AppLovin seems to have clearly taken business away from its rival Unity softwarewhose similar segment Grow Solutions saw revenue fall 5% last quarter to $298 million. This compares to the 66% year-over-year revenue growth, to $835 million, that AppLovin saw for its software platform revenue.

Going forward, the company believes it can grow its mobile gaming customer revenue by 20% to 30% per year. However, the company has a huge opportunity as it looks to expand its platform into other verticals, starting with e-commerce. The company has started testing this solution with good results, and management expects it to contribute significantly to revenue next year.

If AppLovin’s Axon-2 adtech platform manages to move beyond mobile gaming and into the broader e-commerce category, its stock should see continued strong upside.

Artistic rendering of AI in a brain.

Image source: Getty Images.

SentinelOne

Although Palantir and AppLovin stock have had good years, the same cannot be said for Palantir and AppLovin stock. SentinelOne (S. 3.58%)whose shares are close to break-even for the year as of this writing. However, the company continues to have strong potential for the future.

SentinelOne is a cybersecurity company whose Singularity platform uses AI to predict, monitor and eliminate threats. It can be deployed in public, private, or hybrid cloud environments and is an endpoint protection solution that rivals Crowd strike.

One of the company’s biggest selling points is that its platform can automatically roll back any changes made before an attack occurs. This feature gained more attention after the major CrowdStrike outage, as CrowdStrike customers had to implement tedious manual fixes that crippled their businesses, such as Delta Airlineswho sued CrowdStrike for lost $500 million in revenue. For its part, CrowdStrike sued its client, claiming that it was Delta’s own negligence that caused its problems.

SentinelOne had already been growing revenue rapidly before the incident, with revenue growth of 36% in the first half of its fiscal year ended July 31. Given its size, any additional activity resulting from CrowdStrike’s outage will be a big bonus.
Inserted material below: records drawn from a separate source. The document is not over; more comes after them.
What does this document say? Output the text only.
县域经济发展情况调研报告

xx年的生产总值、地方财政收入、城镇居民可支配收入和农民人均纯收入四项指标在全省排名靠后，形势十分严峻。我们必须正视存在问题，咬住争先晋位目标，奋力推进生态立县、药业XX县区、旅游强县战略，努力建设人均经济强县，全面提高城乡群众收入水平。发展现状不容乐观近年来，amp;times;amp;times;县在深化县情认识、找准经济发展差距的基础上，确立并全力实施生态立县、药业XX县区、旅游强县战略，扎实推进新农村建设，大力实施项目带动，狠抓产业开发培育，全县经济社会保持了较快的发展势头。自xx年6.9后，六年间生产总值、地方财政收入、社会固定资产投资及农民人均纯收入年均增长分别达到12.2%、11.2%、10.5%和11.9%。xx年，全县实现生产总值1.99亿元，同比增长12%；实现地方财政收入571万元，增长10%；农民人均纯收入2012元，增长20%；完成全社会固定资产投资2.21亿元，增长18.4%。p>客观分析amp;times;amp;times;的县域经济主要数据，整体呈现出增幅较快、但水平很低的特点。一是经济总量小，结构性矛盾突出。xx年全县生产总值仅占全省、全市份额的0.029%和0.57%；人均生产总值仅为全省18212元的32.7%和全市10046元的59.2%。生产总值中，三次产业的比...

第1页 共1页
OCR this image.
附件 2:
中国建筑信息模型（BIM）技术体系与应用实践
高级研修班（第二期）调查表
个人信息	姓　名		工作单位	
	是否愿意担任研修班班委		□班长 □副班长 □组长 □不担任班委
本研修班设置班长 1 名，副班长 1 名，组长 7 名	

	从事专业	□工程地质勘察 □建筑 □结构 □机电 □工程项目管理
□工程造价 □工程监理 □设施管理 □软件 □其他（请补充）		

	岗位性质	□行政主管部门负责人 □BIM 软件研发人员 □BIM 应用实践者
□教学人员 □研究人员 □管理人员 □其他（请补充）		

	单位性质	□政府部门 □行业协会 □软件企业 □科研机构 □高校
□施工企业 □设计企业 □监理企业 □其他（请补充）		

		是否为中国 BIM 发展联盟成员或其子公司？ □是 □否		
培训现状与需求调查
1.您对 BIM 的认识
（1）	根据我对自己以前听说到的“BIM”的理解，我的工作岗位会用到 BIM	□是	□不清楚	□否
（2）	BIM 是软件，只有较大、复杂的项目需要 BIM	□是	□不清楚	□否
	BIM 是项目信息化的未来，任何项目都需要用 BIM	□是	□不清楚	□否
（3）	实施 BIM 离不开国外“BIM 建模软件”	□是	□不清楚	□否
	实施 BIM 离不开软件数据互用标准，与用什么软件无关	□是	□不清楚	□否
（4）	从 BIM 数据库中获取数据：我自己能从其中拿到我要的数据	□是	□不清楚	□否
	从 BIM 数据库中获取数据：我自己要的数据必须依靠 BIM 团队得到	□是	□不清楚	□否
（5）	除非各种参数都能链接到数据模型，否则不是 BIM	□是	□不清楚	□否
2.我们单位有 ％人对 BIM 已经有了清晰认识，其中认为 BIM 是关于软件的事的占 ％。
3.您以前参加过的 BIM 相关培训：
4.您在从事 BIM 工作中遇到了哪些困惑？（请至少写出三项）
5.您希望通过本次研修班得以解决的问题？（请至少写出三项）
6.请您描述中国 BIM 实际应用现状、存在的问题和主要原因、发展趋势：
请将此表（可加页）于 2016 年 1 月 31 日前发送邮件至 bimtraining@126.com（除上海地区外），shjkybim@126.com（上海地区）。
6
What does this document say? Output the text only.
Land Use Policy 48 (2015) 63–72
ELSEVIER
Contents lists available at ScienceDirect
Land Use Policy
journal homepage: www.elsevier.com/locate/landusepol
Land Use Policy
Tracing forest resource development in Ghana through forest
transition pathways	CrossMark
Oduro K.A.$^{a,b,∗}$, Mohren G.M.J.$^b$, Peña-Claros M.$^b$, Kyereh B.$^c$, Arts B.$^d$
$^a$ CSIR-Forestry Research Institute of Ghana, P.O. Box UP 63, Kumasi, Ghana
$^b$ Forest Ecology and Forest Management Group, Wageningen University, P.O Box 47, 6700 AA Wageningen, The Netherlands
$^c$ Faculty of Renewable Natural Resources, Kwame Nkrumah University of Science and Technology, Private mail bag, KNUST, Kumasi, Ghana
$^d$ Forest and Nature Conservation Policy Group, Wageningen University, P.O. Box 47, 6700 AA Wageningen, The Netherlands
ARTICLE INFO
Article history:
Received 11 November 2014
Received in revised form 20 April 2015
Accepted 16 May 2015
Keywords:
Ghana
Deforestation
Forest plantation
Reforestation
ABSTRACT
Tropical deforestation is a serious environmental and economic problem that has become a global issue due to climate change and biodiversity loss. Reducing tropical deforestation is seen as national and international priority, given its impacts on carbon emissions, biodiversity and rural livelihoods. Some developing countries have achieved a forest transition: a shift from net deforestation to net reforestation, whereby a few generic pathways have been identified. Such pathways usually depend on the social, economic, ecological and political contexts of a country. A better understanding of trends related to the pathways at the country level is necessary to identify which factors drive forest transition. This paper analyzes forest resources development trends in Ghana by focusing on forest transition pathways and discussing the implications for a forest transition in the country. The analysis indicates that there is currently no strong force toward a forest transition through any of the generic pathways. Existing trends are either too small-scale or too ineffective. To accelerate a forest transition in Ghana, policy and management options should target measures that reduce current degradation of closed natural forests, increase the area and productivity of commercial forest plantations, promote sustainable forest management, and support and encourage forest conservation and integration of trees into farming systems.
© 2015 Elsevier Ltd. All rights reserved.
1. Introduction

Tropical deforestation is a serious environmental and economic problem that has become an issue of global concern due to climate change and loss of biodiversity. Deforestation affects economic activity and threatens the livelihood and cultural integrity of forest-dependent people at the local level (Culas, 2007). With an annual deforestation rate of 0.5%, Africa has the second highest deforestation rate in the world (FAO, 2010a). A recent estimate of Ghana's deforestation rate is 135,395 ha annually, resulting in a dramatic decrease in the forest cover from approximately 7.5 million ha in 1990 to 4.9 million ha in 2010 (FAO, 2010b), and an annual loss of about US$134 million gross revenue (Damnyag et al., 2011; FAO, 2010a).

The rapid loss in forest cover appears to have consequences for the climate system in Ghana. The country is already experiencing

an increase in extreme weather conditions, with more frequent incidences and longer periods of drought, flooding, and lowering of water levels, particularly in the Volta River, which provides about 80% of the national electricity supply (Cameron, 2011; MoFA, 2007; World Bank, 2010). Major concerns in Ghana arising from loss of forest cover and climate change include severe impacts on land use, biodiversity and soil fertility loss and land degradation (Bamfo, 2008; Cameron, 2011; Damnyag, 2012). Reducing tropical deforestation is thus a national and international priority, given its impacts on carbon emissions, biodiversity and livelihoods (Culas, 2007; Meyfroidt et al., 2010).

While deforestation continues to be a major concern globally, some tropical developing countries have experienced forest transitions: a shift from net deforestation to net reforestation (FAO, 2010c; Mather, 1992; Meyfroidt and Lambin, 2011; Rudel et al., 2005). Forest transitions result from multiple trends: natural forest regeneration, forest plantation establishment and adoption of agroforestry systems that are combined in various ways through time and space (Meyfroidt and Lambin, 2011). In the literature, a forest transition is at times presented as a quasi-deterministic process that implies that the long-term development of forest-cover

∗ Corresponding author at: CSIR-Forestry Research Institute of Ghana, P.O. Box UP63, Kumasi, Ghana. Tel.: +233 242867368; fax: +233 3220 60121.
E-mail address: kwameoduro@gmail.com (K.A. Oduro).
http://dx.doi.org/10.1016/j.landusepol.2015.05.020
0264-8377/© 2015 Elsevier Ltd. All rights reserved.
Meanwhile, earlier this year the company scored a major victory when it struck a deal with Lenovo to provide endpoint security for all new personal computers (PCs) it sells. Lenovo is the world’s largest PC vendor with a market share of around 25%, selling around 59 million PCs last year. Lenovo will also offer current customers the ability to upgrade their security to SentinelOne’s Singularity platform and create a new Managed Detection and Response (MDR) service using AI and EDR (point detection and response) capabilities. termination) based on SentinelOne’s Singularity platform.

The Lenovo deal and any additional activity that may result from the CrowdStrike outage are expected to fuel SentinelOne’s growth in 2025 and beyond. Meanwhile, the stock is cheap, trading at a P/S multiple of less than 8.5 with revenue growth of over 30%.

S PS ratio chart (1 year forward)
S PS ratio (1 year term) data by Y Charts.

The combination of strong growth and an attractive valuation makes SentinelOne an alternative AI investment worth considering.